Quoi qu’il en soit, même en ne retenant que les dividendes distribués nets des dividendes reçus, si on les rapporte à la VAB des SNF, cela fait encore le double de ce qui est avancé comme étant « le vrai chiffre » : 145,3/1018,3*100 = 14,27 %. Ce qui signifie qu’un septième quand même de la richesse produite par les SNF va à des actionnaires extérieurs aux SNF ! Remarquons au passage que cette distribution aux actionnaires de 7,14 % du revenu national explique comment T. Piketty peut arriver à ce résultat pour lui problématique car indicatif d’une situation non viable : en gros, selon ses calculs, depuis les années 80, le rendement du patrimoine (principalement des actions) se situe autour de 4,5 à 5 % tandis que la croissance n’est que de 1,5 %.

Quant à la référence au rapport Cotis, même l’OCDE ou le FMI considèrent que la part de l’EBE dans la VAB a structurellement augmenté, partout, de 7 points en moyenne. Contrairement à ce que des libéraux de tout poil veulent faire croire en prétendant que le fameux point haut de 1981 serait une anomalie, le partage actuel de la valeur ajoutée n’est pas quasi naturel. On peut se reporter, parmi d’autres, à la discussion approfondie de ce point par Michel Husson (hussonet.free.fr/psal49.pdf), qui cite par exemple la BRI, selon laquelle « la part des profits a eu tendance a augmenter depuis le milieu des années 1980 dans la plupart des économies développées pour lesquels des données comparables sont disponibles », ou encore un rapport de la Commission européenne qui dit que « Après avoir culminé à la fin des années 1970 et au début des années 1980, la part des revenus du travail a commencé à baisser dans la plupart des États membres de l’Union européenne et se situe actuellement à des niveaux historiquement bas ». On peut toujours contester la méthodologie des institutions internationales, et leurs résultats, certes, mais dans ce cas, il n’y a pas lieu de discuter, on n’est plus dans le débat économique.

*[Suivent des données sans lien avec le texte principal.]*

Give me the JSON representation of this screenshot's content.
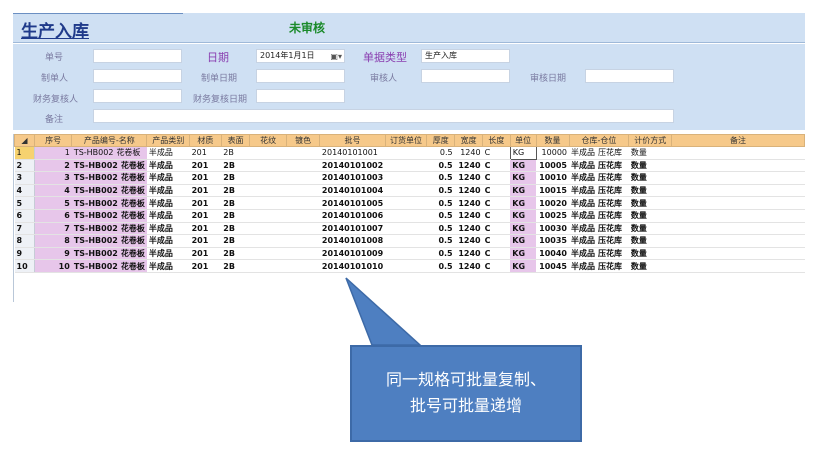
{
  "header": {
    "title": "生产入库",
    "status": "未审核"
  },
  "form": {
    "bill_no_label": "单号",
    "bill_no_value": "",
    "date_label": "日期",
    "date_value": "2014年1月1日",
    "bill_type_label": "单据类型",
    "bill_type_value": "生产入库",
    "creator_label": "制单人",
    "creator_value": "",
    "create_date_label": "制单日期",
    "create_date_value": "",
    "reviewer_label": "审核人",
    "reviewer_value": "",
    "review_date_label": "审核日期",
    "review_date_value": "",
    "fin_reviewer_label": "财务复核人",
    "fin_reviewer_value": "",
    "fin_review_date_label": "财务复核日期",
    "fin_review_date_value": "",
    "remark_label": "备注",
    "remark_value": ""
  },
  "grid": {
    "columns": [
      "",
      "序号",
      "产品编号-名称",
      "产品类别",
      "材质",
      "表面",
      "花纹",
      "镀色",
      "批号",
      "订货单位",
      "厚度",
      "宽度",
      "长度",
      "单位",
      "数量",
      "仓库-仓位",
      "计价方式",
      "备注"
    ],
    "rows": [
      {
        "rn": "1",
        "seq": "1",
        "code": "TS-HB002",
        "name": "花卷板",
        "cat": "半成品",
        "mat": "201",
        "surf": "2B",
        "pat": "",
        "plat": "",
        "batch": "20140101001",
        "cust": "",
        "thk": "0.5",
        "wid": "1240",
        "len": "C",
        "unit": "KG",
        "qty": "10000",
        "wh": "半成品",
        "pos": "压花库",
        "price": "数量",
        "note": ""
      },
      {
        "rn": "2",
        "seq": "2",
        "code": "TS-HB002",
        "name": "花卷板",
        "cat": "半成品",
        "mat": "201",
        "surf": "2B",
        "pat": "",
        "plat": "",
        "batch": "20140101002",
        "cust": "",
        "thk": "0.5",
        "wid": "1240",
        "len": "C",
        "unit": "KG",
        "qty": "10005",
        "wh": "半成品",
        "pos": "压花库",
        "price": "数量",
        "note": ""
      },
      {
        "rn": "3",
        "seq": "3",
        "code": "TS-HB002",
        "name": "花卷板",
        "cat": "半成品",
        "mat": "201",
        "surf": "2B",
        "pat": "",
        "plat": "",
        "batch": "20140101003",
        "cust": "",
        "thk": "0.5",
        "wid": "1240",
        "len": "C",
        "unit": "KG",
        "qty": "10010",
        "wh": "半成品",
        "pos": "压花库",
        "price": "数量",
        "note": ""
      },
      {
        "rn": "4",
        "seq": "4",
        "code": "TS-HB002",
        "name": "花卷板",
        "cat": "半成品",
        "mat": "201",
        "surf": "2B",
        "pat": "",
        "plat": "",
        "batch": "20140101004",
        "cust": "",
        "thk": "0.5",
        "wid": "1240",
        "len": "C",
        "unit": "KG",
        "qty": "10015",
        "wh": "半成品",
        "pos": "压花库",
        "price": "数量",
        "note": ""
      },
      {
        "rn": "5",
        "seq": "5",
        "code": "TS-HB002",
        "name": "花卷板",
        "cat": "半成品",
        "mat": "201",
        "surf": "2B",
        "pat": "",
        "plat": "",
        "batch": "20140101005",
        "cust": "",
        "thk": "0.5",
        "wid": "1240",
        "len": "C",
        "unit": "KG",
        "qty": "10020",
        "wh": "半成品",
        "pos": "压花库",
        "price": "数量",
        "note": ""
      },
      {
        "rn": "6",
        "seq": "6",
        "code": "TS-HB002",
        "name": "花卷板",
        "cat": "半成品",
        "mat": "201",
        "surf": "2B",
        "pat": "",
        "plat": "",
        "batch": "20140101006",
        "cust": "",
        "thk": "0.5",
        "wid": "1240",
        "len": "C",
        "unit": "KG",
        "qty": "10025",
        "wh": "半成品",
        "pos": "压花库",
        "price": "数量",
        "note": ""
      },
      {
        "rn": "7",
        "seq": "7",
        "code": "TS-HB002",
        "name": "花卷板",
        "cat": "半成品",
        "mat": "201",
        "surf": "2B",
        "pat": "",
        "plat": "",
        "batch": "20140101007",
        "cust": "",
        "thk": "0.5",
        "wid": "1240",
        "len": "C",
        "unit": "KG",
        "qty": "10030",
        "wh": "半成品",
        "pos": "压花库",
        "price": "数量",
        "note": ""
      },
      {
        "rn": "8",
        "seq": "8",
        "code": "TS-HB002",
        "name": "花卷板",
        "cat": "半成品",
        "mat": "201",
        "surf": "2B",
        "pat": "",
        "plat": "",
        "batch": "20140101008",
        "cust": "",
        "thk": "0.5",
        "wid": "1240",
        "len": "C",
        "unit": "KG",
        "qty": "10035",
        "wh": "半成品",
        "pos": "压花库",
        "price": "数量",
        "note": ""
      },
      {
        "rn": "9",
        "seq": "9",
        "code": "TS-HB002",
        "name": "花卷板",
        "cat": "半成品",
        "mat": "201",
        "surf": "2B",
        "pat": "",
        "plat": "",
        "batch": "20140101009",
        "cust": "",
        "thk": "0.5",
        "wid": "1240",
        "len": "C",
        "unit": "KG",
        "qty": "10040",
        "wh": "半成品",
        "pos": "压花库",
        "price": "数量",
        "note": ""
      },
      {
        "rn": "10",
        "seq": "10",
        "code": "TS-HB002",
        "name": "花卷板",
        "cat": "半成品",
        "mat": "201",
        "surf": "2B",
        "pat": "",
        "plat": "",
        "batch": "20140101010",
        "cust": "",
        "thk": "0.5",
        "wid": "1240",
        "len": "C",
        "unit": "KG",
        "qty": "10045",
        "wh": "半成品",
        "pos": "压花库",
        "price": "数量",
        "note": ""
      }
    ]
  },
  "callout": {
    "line1": "同一规格可批量复制、",
    "line2": "批号可批量递增"
  },
  "colors": {
    "header_bg": "#cfe0f3",
    "title": "#1f3a8a",
    "status": "#1a8a2a",
    "grid_header": "#f6c98a",
    "pink_cell": "#e7c6ea",
    "callout": "#4e7fc1"
  },
  "icons": {
    "date_dropdown": "calendar-dropdown-icon"
  }
}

Enfin, il est pour le moins cocasse que le dernier rebond de la critique invoque à son appui le texte de Chavagneux signalé par PM dans sa réponse, alors qu’il va dans le sens tout contraire à celui qui lui est attribué ! Le graphique ci-après montre bien la chute de l’investissement concomitante à la montée des dividendes, ce qui est logique, car en utilisant les chiffres du même INSEE, Chavagneux ne peut arriver qu’à la même conclusion que PM !

Un tel entêtement à contester un point de vue étayé par des données incontestables est difficilement compréhensible, en histoire on parlerait de négationnisme. Il est vrai qu’au Moyen Âge déjà un proverbe disait qu’« il n’est pire aveugle que celui qui ne veut pas voir », ce qui malheureusement peut conduire à persister dans la plus « grossière des erreurs ».

Michel Zerbato, économiste honoraire (Université de Bordeaux),
qui a longtemps enseigné la comptabilité nationale.